When you dig into the numbers, it becomes harder to justify that one sector of our economy, health care, gets to absorb so much more of our resources than any other sector, while not doing more to improve our health. Although the projected 1.9 percentage point increment is smaller than the annual 2.5 percentage points that the health sector took for most of the last several decades, it will still crowd out many vital nonhealth care needs. This extra slice for health care is not a legislated entitlement but, in a sense, is the greatest “entitlement” problem we face: how to wean the bloated health sector from decades of juicy subsidies. 

Virtually every policy expert will tell you that our health care spending is our biggest budget problem, yet Washington continues to be strangely silent and passive in its budgets. No major presidential candidate mentions the pending catastrophe for fear of depressing the electorate. Of course, it’s always easier to say that you will think about tough subjects after the next election. And besides, our entitlements have been unsustainable for so long, perhaps they can hold on a little bit longer. 

The private sector is making these federal budget problems harder to ignore. Both Standard & Poor’s and Moody’s are projecting that the U.S. Treasury bond could lose its AAA rating within the next five to ten years as a result of financing problems with Medicare and Medicaid. Such a downgrade could make today’s subprime problems look trivial because the T-bond is, as Moody’s says, “the anchor to the world’s financial system.” And losing the AAA rating is just the beginning of trouble unless underlying trends are altered. S&P projects that by 2015 the U.S. could have the same credit rating as Estonia, by 2020 a Mexican credit rating, and, by 2025 junk-bond status. 

To an economist, higher levels of taxation may always be assumed in order to fund growing benefits.

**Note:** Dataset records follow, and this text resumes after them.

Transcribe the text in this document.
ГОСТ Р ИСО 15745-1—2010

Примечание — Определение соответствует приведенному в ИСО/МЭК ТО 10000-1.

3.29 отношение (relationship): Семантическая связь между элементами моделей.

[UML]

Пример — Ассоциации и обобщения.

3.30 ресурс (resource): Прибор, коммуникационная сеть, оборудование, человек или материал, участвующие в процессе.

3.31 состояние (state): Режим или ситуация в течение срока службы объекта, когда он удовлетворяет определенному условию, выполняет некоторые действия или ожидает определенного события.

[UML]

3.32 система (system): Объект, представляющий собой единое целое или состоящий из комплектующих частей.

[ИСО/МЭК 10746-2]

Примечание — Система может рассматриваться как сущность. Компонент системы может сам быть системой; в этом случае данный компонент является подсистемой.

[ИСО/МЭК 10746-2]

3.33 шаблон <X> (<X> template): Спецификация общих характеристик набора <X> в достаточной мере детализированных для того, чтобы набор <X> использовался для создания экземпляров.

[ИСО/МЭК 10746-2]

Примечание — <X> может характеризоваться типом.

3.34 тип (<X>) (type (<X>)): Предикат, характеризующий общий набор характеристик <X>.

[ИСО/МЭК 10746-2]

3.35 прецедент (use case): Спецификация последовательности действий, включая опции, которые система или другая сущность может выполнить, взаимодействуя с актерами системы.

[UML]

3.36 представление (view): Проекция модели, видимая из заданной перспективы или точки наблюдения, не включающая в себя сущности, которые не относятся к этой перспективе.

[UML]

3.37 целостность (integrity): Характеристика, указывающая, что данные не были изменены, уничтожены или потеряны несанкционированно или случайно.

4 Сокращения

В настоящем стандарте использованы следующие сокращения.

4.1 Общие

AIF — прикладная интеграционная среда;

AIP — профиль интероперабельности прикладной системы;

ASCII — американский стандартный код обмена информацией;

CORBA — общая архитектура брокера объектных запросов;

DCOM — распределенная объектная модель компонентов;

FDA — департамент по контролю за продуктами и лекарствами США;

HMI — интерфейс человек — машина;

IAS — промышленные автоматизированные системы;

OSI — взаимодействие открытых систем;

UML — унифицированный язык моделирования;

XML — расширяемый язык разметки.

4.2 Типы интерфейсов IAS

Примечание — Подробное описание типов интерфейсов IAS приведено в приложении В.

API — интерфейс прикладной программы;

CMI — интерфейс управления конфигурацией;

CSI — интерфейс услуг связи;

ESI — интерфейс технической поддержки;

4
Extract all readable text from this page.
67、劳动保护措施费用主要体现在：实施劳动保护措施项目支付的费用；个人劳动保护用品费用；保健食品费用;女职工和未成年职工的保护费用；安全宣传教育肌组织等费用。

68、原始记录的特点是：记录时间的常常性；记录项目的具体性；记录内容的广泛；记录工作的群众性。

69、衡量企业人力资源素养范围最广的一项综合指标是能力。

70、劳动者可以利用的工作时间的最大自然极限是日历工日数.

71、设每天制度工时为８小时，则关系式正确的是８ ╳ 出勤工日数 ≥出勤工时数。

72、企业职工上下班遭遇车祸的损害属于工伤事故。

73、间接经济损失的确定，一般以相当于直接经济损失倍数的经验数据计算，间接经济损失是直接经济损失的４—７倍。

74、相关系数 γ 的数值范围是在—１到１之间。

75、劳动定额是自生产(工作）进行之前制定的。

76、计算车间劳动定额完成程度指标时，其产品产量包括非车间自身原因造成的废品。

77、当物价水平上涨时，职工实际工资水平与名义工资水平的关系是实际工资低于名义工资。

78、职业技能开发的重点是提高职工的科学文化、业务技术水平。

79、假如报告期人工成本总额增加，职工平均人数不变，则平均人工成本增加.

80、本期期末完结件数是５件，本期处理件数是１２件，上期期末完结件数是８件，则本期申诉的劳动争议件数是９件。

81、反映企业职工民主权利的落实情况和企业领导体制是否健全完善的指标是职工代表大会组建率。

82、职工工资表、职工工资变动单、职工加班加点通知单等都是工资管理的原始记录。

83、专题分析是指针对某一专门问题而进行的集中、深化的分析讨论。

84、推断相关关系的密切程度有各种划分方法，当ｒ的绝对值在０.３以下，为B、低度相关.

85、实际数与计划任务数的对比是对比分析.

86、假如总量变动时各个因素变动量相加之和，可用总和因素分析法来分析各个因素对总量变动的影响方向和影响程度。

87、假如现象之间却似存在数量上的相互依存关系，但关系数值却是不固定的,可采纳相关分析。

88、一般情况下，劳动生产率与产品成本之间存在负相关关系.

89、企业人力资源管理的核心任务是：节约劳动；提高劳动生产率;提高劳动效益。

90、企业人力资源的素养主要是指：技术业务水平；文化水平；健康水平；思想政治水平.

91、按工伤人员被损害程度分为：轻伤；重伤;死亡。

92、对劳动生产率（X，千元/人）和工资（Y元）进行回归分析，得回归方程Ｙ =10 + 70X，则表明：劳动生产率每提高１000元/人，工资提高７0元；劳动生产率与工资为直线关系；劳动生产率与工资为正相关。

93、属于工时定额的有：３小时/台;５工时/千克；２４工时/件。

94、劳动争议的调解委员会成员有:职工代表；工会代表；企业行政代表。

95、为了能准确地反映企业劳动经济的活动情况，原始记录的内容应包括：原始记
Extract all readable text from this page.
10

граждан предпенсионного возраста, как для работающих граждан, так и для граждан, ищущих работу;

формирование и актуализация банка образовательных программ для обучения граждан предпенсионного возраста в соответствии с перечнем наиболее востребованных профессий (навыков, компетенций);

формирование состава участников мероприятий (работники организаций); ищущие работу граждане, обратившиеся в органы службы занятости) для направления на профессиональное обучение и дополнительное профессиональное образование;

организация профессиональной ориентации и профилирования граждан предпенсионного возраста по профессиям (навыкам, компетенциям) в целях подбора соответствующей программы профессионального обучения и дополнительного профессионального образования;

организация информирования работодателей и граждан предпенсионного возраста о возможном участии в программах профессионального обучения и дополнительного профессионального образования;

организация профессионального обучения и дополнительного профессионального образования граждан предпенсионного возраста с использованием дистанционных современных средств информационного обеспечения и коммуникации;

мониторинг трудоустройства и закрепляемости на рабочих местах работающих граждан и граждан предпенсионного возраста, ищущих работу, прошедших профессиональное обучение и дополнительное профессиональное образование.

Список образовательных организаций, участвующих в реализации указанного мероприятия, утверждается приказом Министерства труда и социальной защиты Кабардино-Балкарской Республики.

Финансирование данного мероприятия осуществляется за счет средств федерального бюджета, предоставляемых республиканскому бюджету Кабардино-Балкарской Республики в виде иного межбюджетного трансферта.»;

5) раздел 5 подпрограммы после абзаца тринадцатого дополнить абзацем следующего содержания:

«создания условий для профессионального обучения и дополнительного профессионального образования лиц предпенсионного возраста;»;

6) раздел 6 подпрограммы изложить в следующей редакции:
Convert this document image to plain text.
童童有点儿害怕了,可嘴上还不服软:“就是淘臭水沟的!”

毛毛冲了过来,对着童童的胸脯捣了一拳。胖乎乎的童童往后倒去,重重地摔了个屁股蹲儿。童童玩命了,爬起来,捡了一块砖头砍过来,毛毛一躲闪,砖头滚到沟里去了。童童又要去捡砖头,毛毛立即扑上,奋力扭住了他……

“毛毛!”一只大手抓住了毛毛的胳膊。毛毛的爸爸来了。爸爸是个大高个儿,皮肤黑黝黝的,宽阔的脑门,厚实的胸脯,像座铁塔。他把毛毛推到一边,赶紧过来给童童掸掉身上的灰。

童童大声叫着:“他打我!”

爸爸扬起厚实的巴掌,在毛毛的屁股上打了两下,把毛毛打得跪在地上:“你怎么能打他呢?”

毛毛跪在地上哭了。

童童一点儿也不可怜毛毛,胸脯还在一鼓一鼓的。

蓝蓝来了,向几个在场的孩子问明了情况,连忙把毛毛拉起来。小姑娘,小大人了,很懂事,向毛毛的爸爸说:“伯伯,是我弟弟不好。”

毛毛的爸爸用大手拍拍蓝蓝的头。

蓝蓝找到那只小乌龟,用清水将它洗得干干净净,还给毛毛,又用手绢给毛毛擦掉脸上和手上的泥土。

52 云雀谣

But in Congress, taxes may not be so flexible upward. After dipping sharply during the initial years of the Bush administration, federal revenues are now back above 18.4 percent of GDP, the bipartisan, 50-year average for U.S. taxation. To permanently raise taxes above these levels risks grave damage to the political party that advocates the change, unless perhaps the public feels that they are getting their money’s worth. This is very difficult to achieve when the favorite political maxim is, “What have you done for me lately?” Economists may not feel it, but the tradition of American exceptionalism extends to our lower relative levels of taxation. I doubt that most of my colleagues will vote for European levels of taxation, even for a promise of European-style benefits. 

While these projections take us into the future, problems that we are facing are in fact just around the corner. Already cracks can be seen that stretch underneath the most important and most popular federal programs in America: Medicare and Social Security. As the Health Affairs article notes, without congressional intervention, official U.S. policy will be to cut physician Medicare reimbursement by 25 percent over the next ten years. This is news to most physicians who call on my office, none of whom has been briefed by their medical society about the implications of the Balanced Budget Act of 1997. The annual Band-Aids that Congress has been applying only worsen the long-term problem, which the Treasury has estimated to be $5 trillion in size. 

I am glad that Health Affairs is continuing its tradition of alerting its readers to the important health care issues of the day. These issues are so large that they cloud the future of the nation.